We are the keepers of buildings that no longer exist. When the hoarding goes up and the ball is hung, word reaches the Society the way water reaches a cellar: quietly, from below, through members in the demolition trades who love what they are paid to destroy. We go where the notice sends us. We stand at the fence with calipers and a field book, and we count what is about to be uncountable.
We do not photograph. Photography flatters light and forgives proportion; a photograph of a nave is a postcard of a prayer. We measure. Bay by bay, rib by rib, sill by sill, we take a building's dimensions the way a tailor takes a friend's, for a garment to be worn in another life. Then we carve. Not in stone, which is heavy and can be condemned, but in type, which is weightless and cannot.

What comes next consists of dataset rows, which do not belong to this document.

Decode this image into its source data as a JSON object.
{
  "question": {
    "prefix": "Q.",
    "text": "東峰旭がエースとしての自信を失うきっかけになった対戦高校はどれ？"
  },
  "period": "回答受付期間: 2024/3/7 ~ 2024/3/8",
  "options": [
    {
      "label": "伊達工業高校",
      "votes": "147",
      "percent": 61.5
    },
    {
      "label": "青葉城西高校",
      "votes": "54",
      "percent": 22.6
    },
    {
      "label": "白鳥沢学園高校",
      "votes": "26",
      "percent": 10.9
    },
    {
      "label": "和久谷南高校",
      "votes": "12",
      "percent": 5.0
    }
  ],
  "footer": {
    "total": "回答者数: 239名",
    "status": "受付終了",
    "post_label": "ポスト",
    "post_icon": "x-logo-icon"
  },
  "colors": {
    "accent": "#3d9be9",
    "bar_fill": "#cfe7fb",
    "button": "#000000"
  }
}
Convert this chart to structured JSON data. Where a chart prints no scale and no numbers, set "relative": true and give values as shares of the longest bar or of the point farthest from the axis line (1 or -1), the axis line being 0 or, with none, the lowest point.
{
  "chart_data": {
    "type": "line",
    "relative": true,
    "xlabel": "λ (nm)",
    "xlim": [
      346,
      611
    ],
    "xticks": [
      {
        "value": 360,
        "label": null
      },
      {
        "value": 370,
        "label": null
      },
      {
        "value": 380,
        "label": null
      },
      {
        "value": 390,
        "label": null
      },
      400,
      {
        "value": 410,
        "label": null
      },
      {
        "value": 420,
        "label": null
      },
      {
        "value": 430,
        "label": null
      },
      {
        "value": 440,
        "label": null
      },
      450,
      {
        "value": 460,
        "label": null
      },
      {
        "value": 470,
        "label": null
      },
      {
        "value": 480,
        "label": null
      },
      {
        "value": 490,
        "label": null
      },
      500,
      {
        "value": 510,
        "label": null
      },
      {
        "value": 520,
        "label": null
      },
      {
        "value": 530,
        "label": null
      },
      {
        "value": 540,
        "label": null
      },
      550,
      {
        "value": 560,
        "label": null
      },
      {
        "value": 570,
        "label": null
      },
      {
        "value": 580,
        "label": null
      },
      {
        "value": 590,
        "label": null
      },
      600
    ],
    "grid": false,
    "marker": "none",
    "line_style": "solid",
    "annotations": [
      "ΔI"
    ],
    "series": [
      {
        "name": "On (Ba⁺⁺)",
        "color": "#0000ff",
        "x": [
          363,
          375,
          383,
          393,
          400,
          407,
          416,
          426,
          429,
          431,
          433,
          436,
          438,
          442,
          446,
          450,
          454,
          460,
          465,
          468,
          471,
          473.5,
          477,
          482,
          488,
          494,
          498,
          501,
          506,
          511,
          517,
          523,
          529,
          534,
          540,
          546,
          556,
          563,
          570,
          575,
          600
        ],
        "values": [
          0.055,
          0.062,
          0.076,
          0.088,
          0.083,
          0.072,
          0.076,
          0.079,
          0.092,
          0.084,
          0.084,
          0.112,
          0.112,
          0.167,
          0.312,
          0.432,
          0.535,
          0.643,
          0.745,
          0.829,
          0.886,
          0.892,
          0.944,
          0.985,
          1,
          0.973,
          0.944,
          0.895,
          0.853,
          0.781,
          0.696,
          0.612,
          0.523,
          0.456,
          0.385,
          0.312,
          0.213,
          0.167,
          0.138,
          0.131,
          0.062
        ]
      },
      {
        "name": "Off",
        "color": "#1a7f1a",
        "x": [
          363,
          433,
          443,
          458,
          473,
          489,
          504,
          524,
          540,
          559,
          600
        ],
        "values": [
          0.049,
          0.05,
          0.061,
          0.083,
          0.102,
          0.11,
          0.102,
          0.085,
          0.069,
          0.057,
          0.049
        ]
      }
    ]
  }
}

Each plate in this volume is an engraving whose burin is a glyph. Where the light stood thick, the page stays paper. Where shadow pooled behind a pier or gathered under a vault, the ink accumulates, mark upon mark, until the dark has the exact weight the survey gave it. A building rendered this way cannot burn, cannot be sold, and fits in a pocket.
Saint Alberic's came down in the spring of 1954 to widen a road that was itself abandoned in 1961. The organ was sold on a Tuesday; by Friday the nave stood open to the rain, and the wrecking crew, to their credit, worked with their hats off. Our surveyors were on the scaffold until the last morning. What they carried down is what you are walking through now.